ADVIESRAAD INTERNATIONALE VRAAGSTUKKENPersbericht


Datum: 15 april 2004

Ontwikkelingen op het gebied van crisisbeheersing en de implicaties daarvan voor Nederland volgen elkaar in hoog tempo op. De Adviesraad Internationale Vraagstukken (AIV) constateert dat de Verenigde Naties en haar lidstaten op grond van een aantal dramatische ervaringen op het gebied van crisisbeheersing zijn teruggekomen van het oorspronkelijk optimisme en er wordt erkend dat er grenzen zijn aan wat deze organisatie op dat gebied aankan. De uitvoering van crisisbeheersingsoperaties met de zwaardere mandaten komt vaker terecht bij gelegenheidscoalities en regionale organisaties. De noodzaak van geïntegreerd optreden, veiligheidsbeleid waarbij niet alleen het militaire aspect maar ook het civiele aspect aandacht krijgt, is steeds duidelijker geworden.
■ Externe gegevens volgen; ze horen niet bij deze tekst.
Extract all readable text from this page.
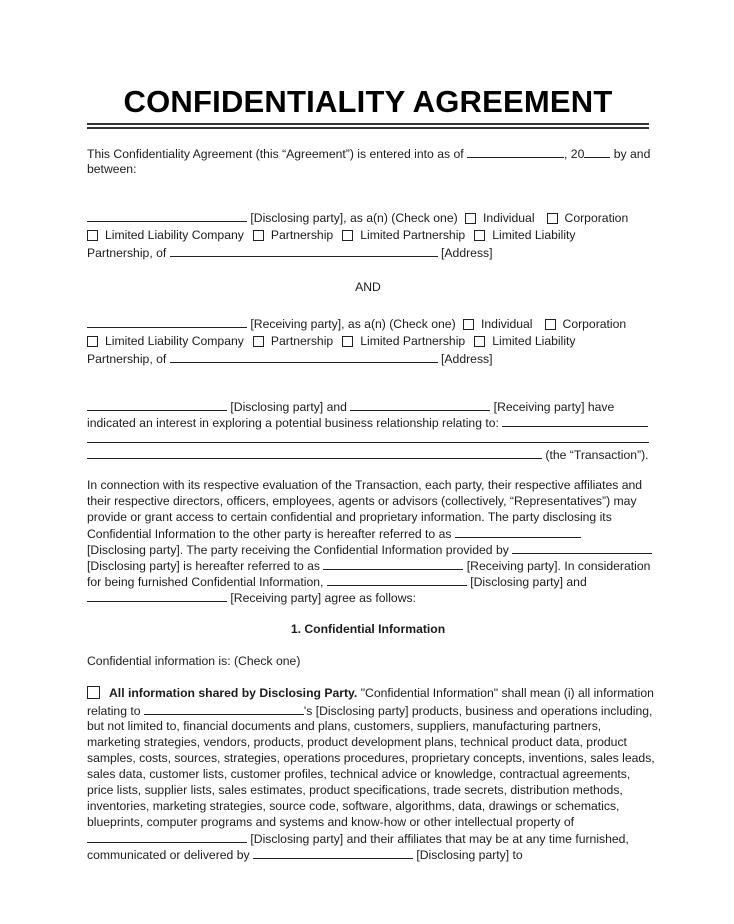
CONFIDENTIALITY AGREEMENT
This Confidentiality Agreement (this “Agreement”) is entered into as of	, 20 by and
between:
[Disclosing party], as a(n) (Check one) Individual Corporation
Limited Liability Company Partnership Limited Partnership Limited Liability
Partnership, of	[Address]
AND
[Receiving party], as a(n) (Check one) Individual Corporation
Limited Liability Company Partnership Limited Partnership Limited Liability
Partnership, of	[Address]
[Disclosing party] and	[Receiving party] have
indicated an interest in exploring a potential business relationship relating to:
(the “Transaction”).
In connection with its respective evaluation of the Transaction, each party, their respective affiliates and
their respective directors, officers, employees, agents or advisors (collectively, “Representatives”) may
provide or grant access to certain confidential and proprietary information. The party disclosing its
Confidential Information to the other party is hereafter referred to as
[Disclosing party]. The party receiving the Confidential Information provided by
[Disclosing party] is hereafter referred to as	[Receiving party]. In consideration
for being furnished Confidential Information,	[Disclosing party] and
[Receiving party] agree as follows:
1. Confidential Information
Confidential information is: (Check one)
All information shared by Disclosing Party. "Confidential Information" shall mean (i) all information
relating to	's [Disclosing party] products, business and operations including,
but not limited to, financial documents and plans, customers, suppliers, manufacturing partners,
marketing strategies, vendors, products, product development plans, technical product data, product
samples, costs, sources, strategies, operations procedures, proprietary concepts, inventions, sales leads,
sales data, customer lists, customer profiles, technical advice or knowledge, contractual agreements,
price lists, supplier lists, sales estimates, product specifications, trade secrets, distribution methods,
inventories, marketing strategies, source code, software, algorithms, data, drawings or schematics,
blueprints, computer programs and systems and know-how or other intellectual property of
[Disclosing party] and their affiliates that may be at any time furnished,
communicated or delivered by	[Disclosing party] to
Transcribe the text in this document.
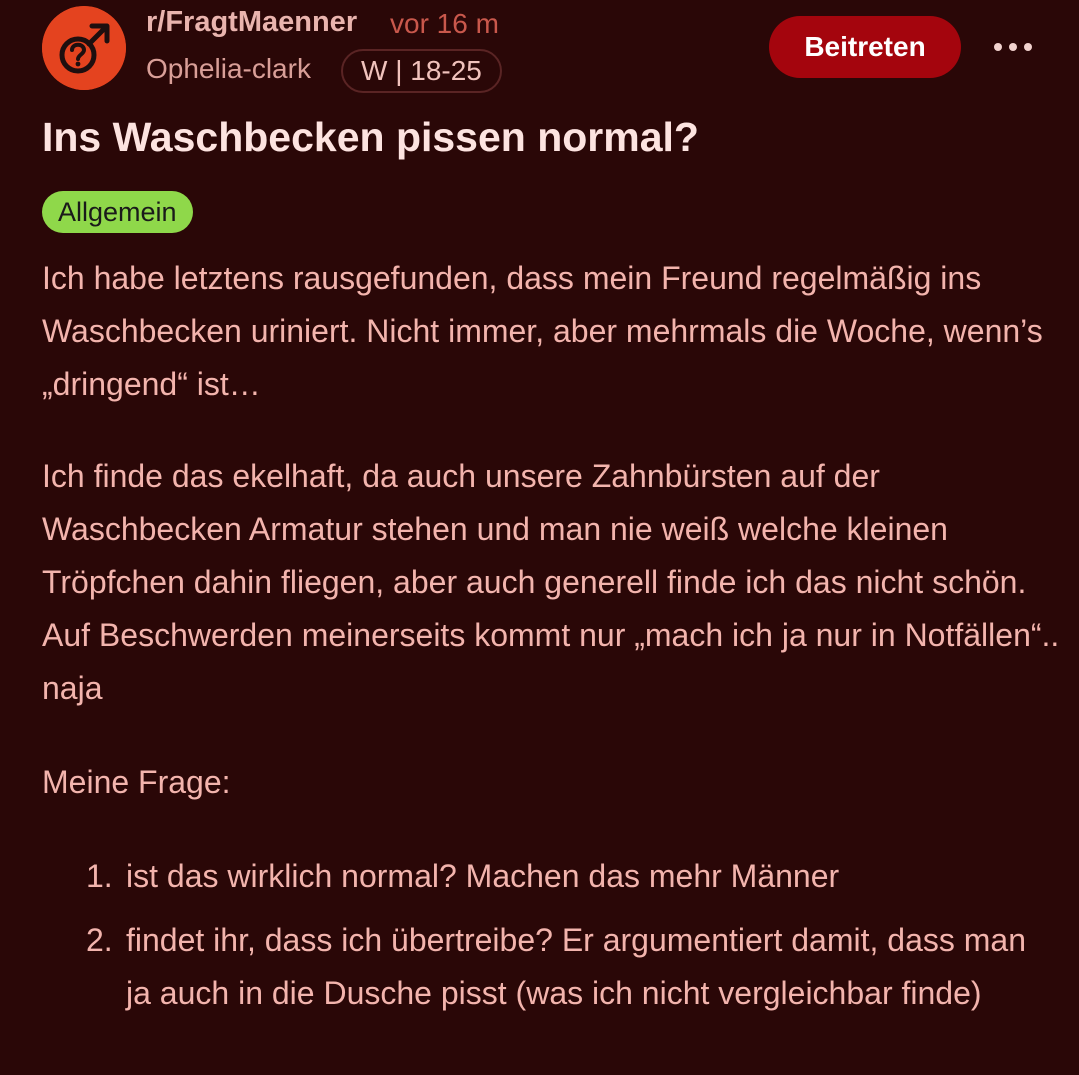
r/FragtMaenner vor 16 m
Ophelia-clark	W | 18-25
Beitreten
Ins Waschbecken pissen normal?
Allgemein

Ich habe letztens rausgefunden, dass mein Freund regelmäßig ins Waschbecken uriniert. Nicht immer, aber mehrmals die Woche, wenn’s „dringend“ ist…

Ich finde das ekelhaft, da auch unsere Zahnbürsten auf der Waschbecken Armatur stehen und man nie weiß welche kleinen Tröpfchen dahin fliegen, aber auch generell finde ich das nicht schön. Auf Beschwerden meinerseits kommt nur „mach ich ja nur in Notfällen“.. naja

Meine Frage:

1. ist das wirklich normal? Machen das mehr Männer
2. findet ihr, dass ich übertreibe? Er argumentiert damit, dass man ja auch in die Dusche pisst (was ich nicht vergleichbar finde)
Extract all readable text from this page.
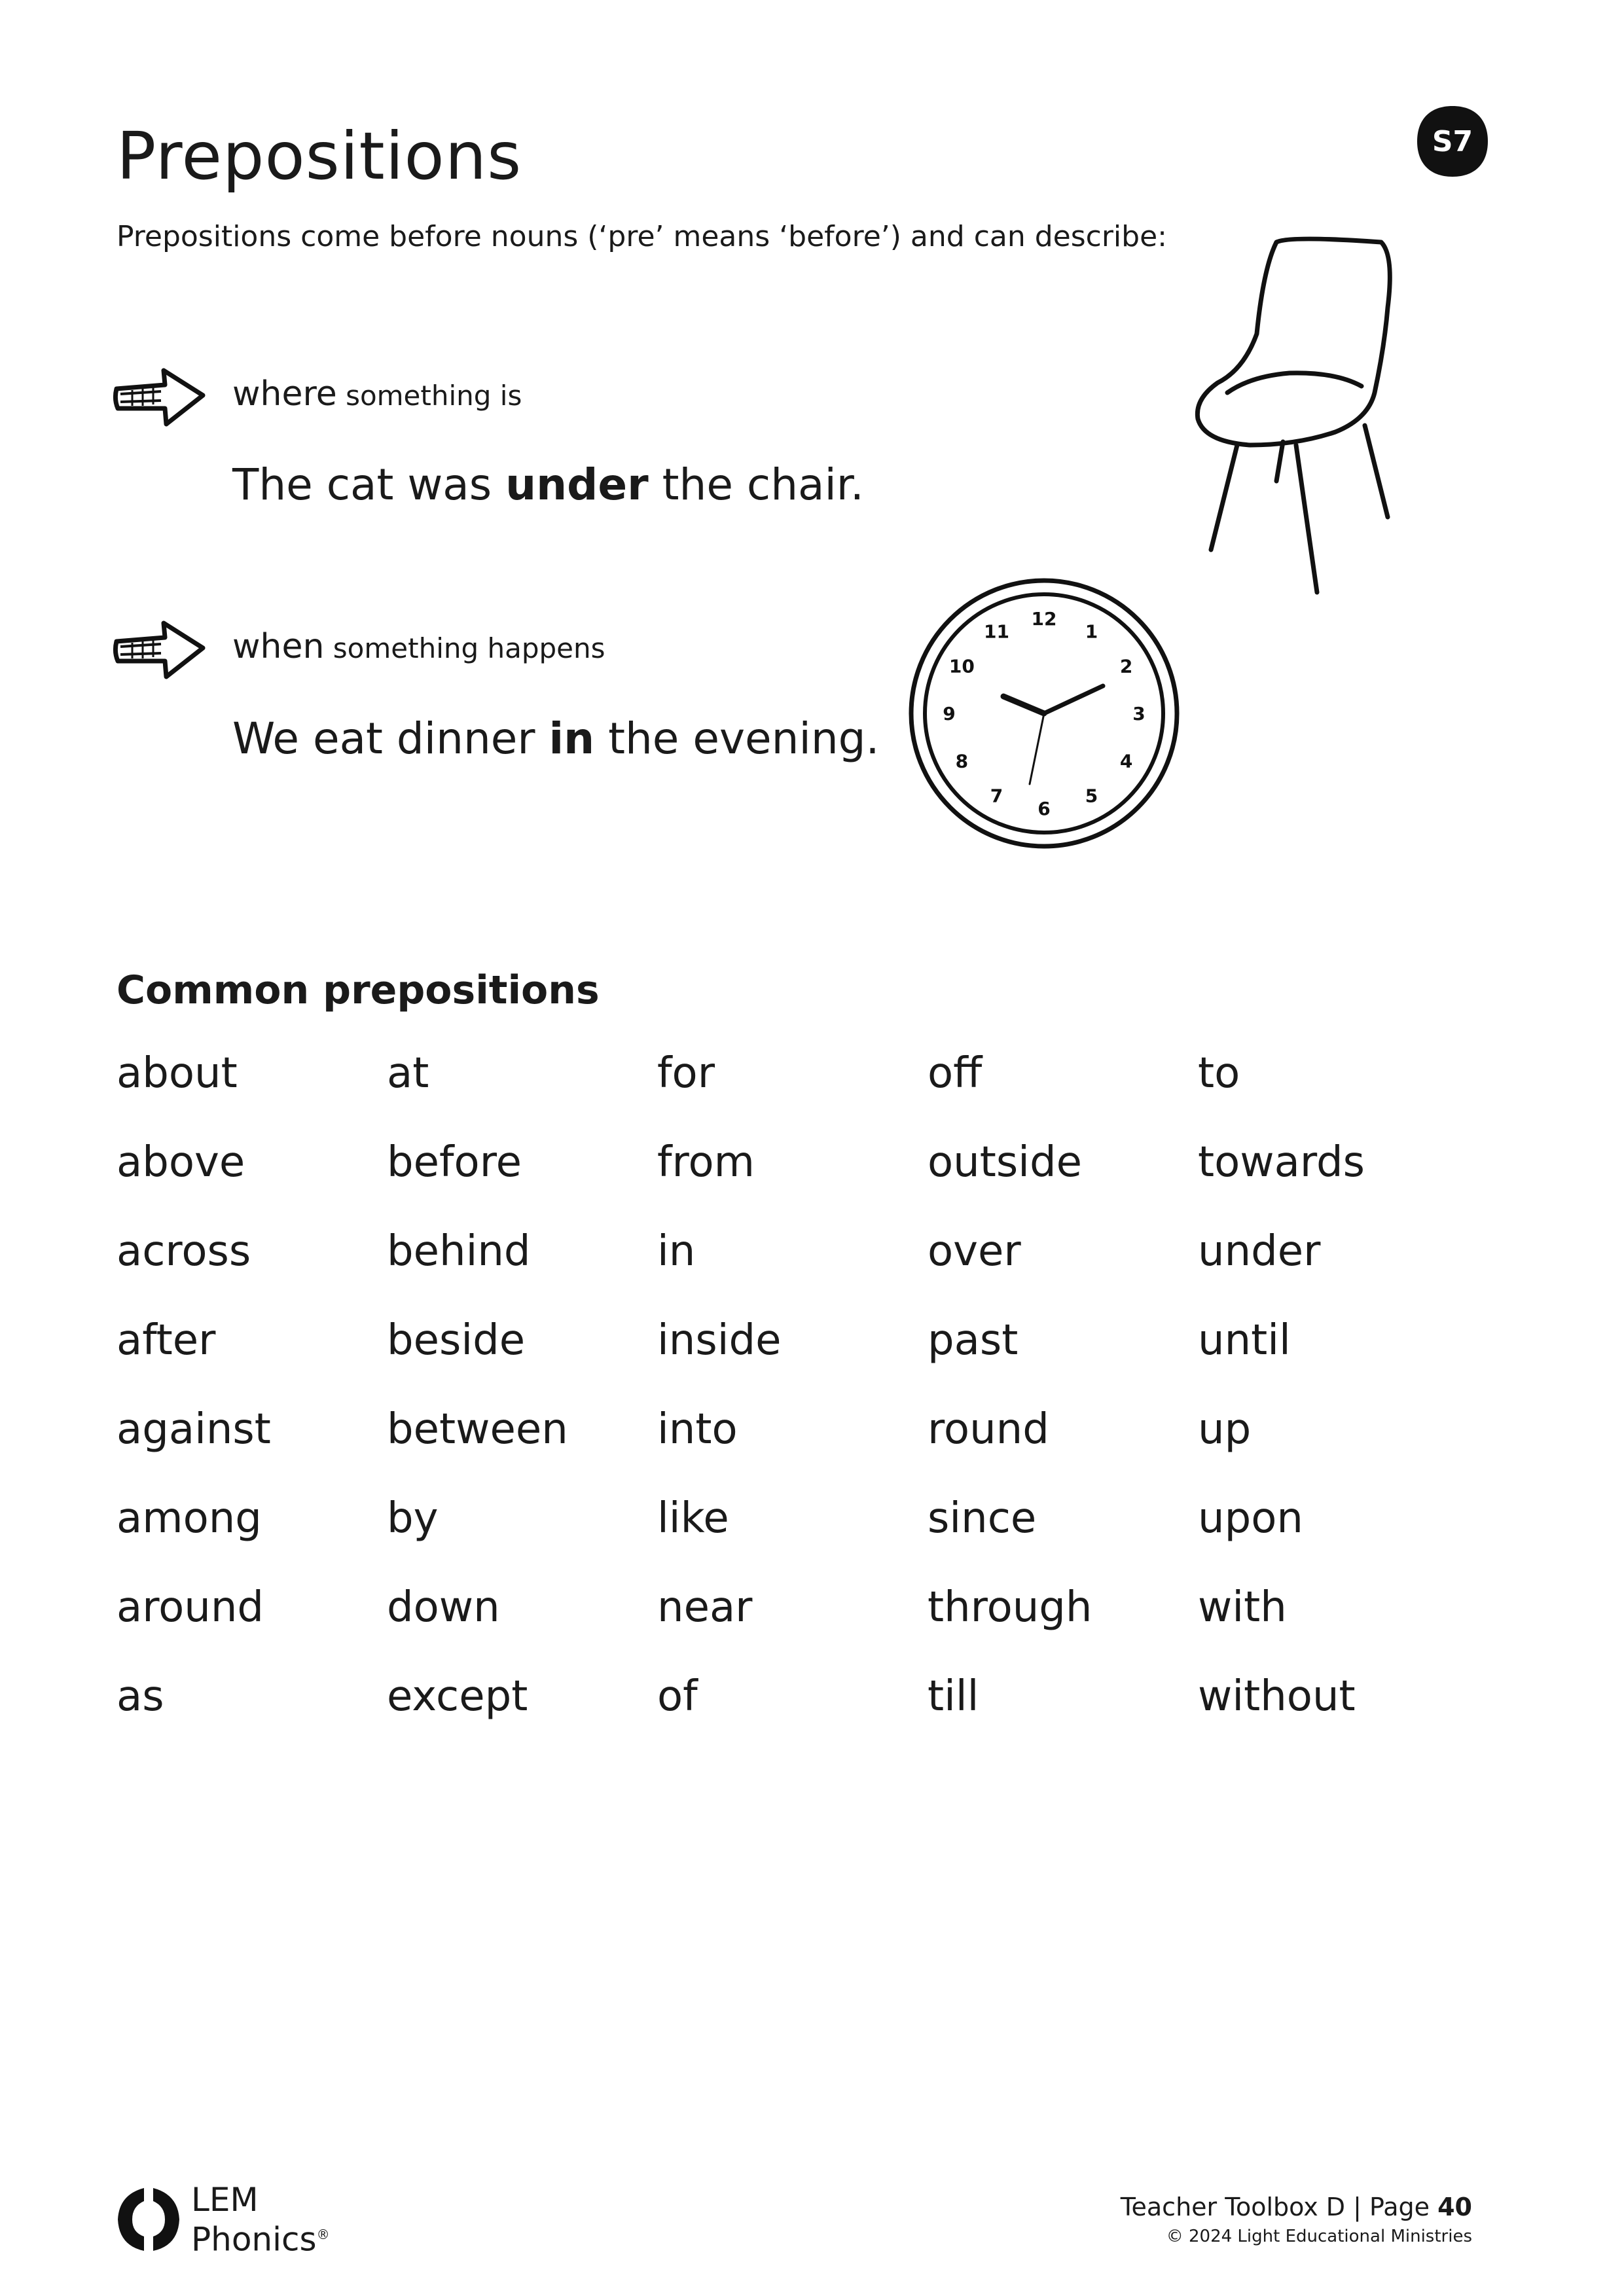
Prepositions	S7
Prepositions come before nouns (‘pre’ means ‘before’) and can describe:
where something is
The cat was under the chair.
when something happens
We eat dinner in the evening.
12
1
2
3
4
5
6
7
8
9
10
11
Common prepositions
about	at	for	off	to
above	before	from	outside	towards
across	behind	in	over	under
after	beside	inside	past	until
against	between	into	round	up
among	by	like	since	upon
around	down	near	through	with
as	except	of	till	without
LEM
Phonics®
Teacher Toolbox D | Page 40
© 2024 Light Educational Ministries
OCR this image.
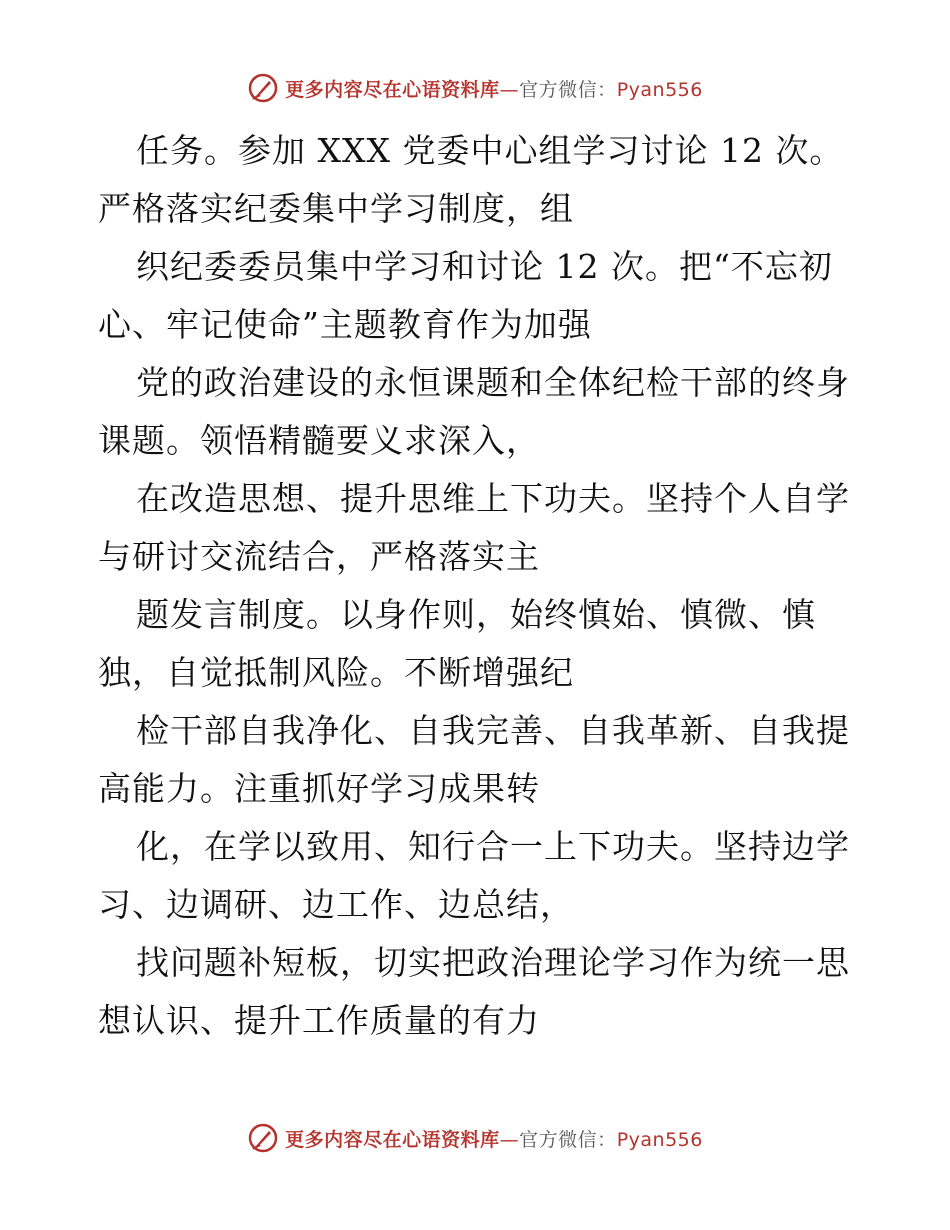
更多内容尽在心语资料库—官方微信：Pyan556

任务。参加 XXX 党委中心组学习讨论 12 次。
严格落实纪委集中学习制度，组

织纪委委员集中学习和讨论 12 次。把“不忘初
心、牢记使命”主题教育作为加强

党的政治建设的永恒课题和全体纪检干部的终身
课题。领悟精髓要义求深入，

在改造思想、提升思维上下功夫。坚持个人自学
与研讨交流结合，严格落实主

题发言制度。以身作则，始终慎始、慎微、慎
独，自觉抵制风险。不断增强纪

检干部自我净化、自我完善、自我革新、自我提
高能力。注重抓好学习成果转

化，在学以致用、知行合一上下功夫。坚持边学
习、边调研、边工作、边总结，

找问题补短板，切实把政治理论学习作为统一思
想认识、提升工作质量的有力

更多内容尽在心语资料库—官方微信：Pyan556
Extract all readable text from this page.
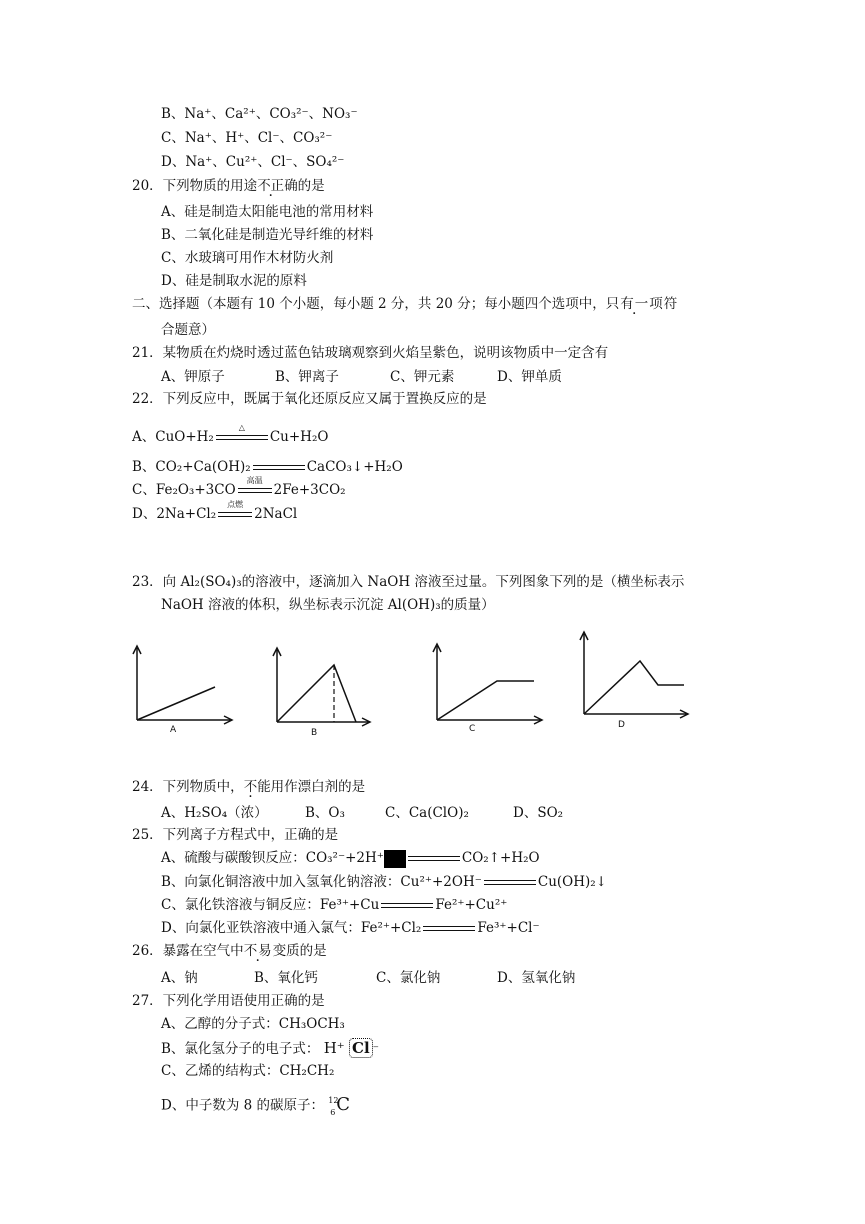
B、Na⁺、Ca²⁺、CO₃²⁻、NO₃⁻
C、Na⁺、H⁺、Cl⁻、CO₃²⁻
D、Na⁺、Cu²⁺、Cl⁻、SO₄²⁻
20．下列物质的用途不正确的是
A、硅是制造太阳能电池的常用材料
B、二氧化硅是制造光导纤维的材料
C、水玻璃可用作木材防火剂
D、硅是制取水泥的原料
二、选择题（本题有 10 个小题，每小题 2 分，共 20 分；每小题四个选项中，只有一项符
合题意）
21．某物质在灼烧时透过蓝色钴玻璃观察到火焰呈紫色，说明该物质中一定含有
A、钾原子	B、钾离子	C、钾元素	D、钾单质
22．下列反应中，既属于氧化还原反应又属于置换反应的是
A、CuO+H₂
△
Cu+H₂O
B、CO₂+Ca(OH)₂	CaCO₃↓+H₂O
C、Fe₂O₃+3CO
高温
2Fe+3CO₂
D、2Na+Cl₂
点燃
2NaCl
23．向 Al₂(SO₄)₃的溶液中，逐滴加入 NaOH 溶液至过量。下列图象下列的是（横坐标表示
NaOH 溶液的体积，纵坐标表示沉淀 Al(OH)₃的质量）
A	B	C	D
24．下列物质中，不能用作漂白剂的是
A、H₂SO₄（浓）	B、O₃	C、Ca(ClO)₂	D、SO₂
25．下列离子方程式中，正确的是
A、硫酸与碳酸钡反应：CO₃²⁻+2H⁺	CO₂↑+H₂O
B、向氯化铜溶液中加入氢氧化钠溶液：Cu²⁺+2OH⁻	Cu(OH)₂↓
C、氯化铁溶液与铜反应：Fe³⁺+Cu	Fe²⁺+Cu²⁺
D、向氯化亚铁溶液中通入氯气：Fe²⁺+Cl₂	Fe³⁺+Cl⁻
26．暴露在空气中不易变质的是
A、钠	B、氧化钙	C、氯化钠	D、氢氧化钠
27．下列化学用语使用正确的是
A、乙醇的分子式：CH₃OCH₃
B、氯化氢分子的电子式： H⁺ Cl ⁻
C、乙烯的结构式：CH₂CH₂
D、中子数为 8 的碳原子： 12
6 C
Dit concludeert de AIV in een vandaag verzonden advies, getiteld 'Nederland en crisisbeheersing: drie actuele aspecten.

In het advies wordt vanuit een drietal invalshoeken ingegaan op de rol van Nederland bij crisisbeheersingsoperaties. Die invalshoeken zijn de inrichting van de krijgsmacht, het besluitvormingsproces voor de uitzending van militairen en de invulling van geïntegreerd veiligheidsbeleid. In reactie op een recente aanvullende vraag gaat het advies ook in op de plicht van de regering om de Staten-Generaal in te lichten op basis van artikel 100 van de Grondwet, al naar gelang de toepasselijkheid van de doelomschrijvingen voor inzet van de krijgsmacht zoals verwoord in artikel 97 van de Grondwet.

De belangrijkste conclusies en aanbevelingen uit het advies zijn:


- De AIV deelt de visie dat er sprake is van een trend van verharding van de omgeving waarin crisisbeheersingsoperaties zich afspelen. De AIV ziet de oorzaak daarvan niet alleen in de grotere complexiteit en binnenstatelijke karakter van conflicten, maar ook in het fenomeen internationaal terrorisme.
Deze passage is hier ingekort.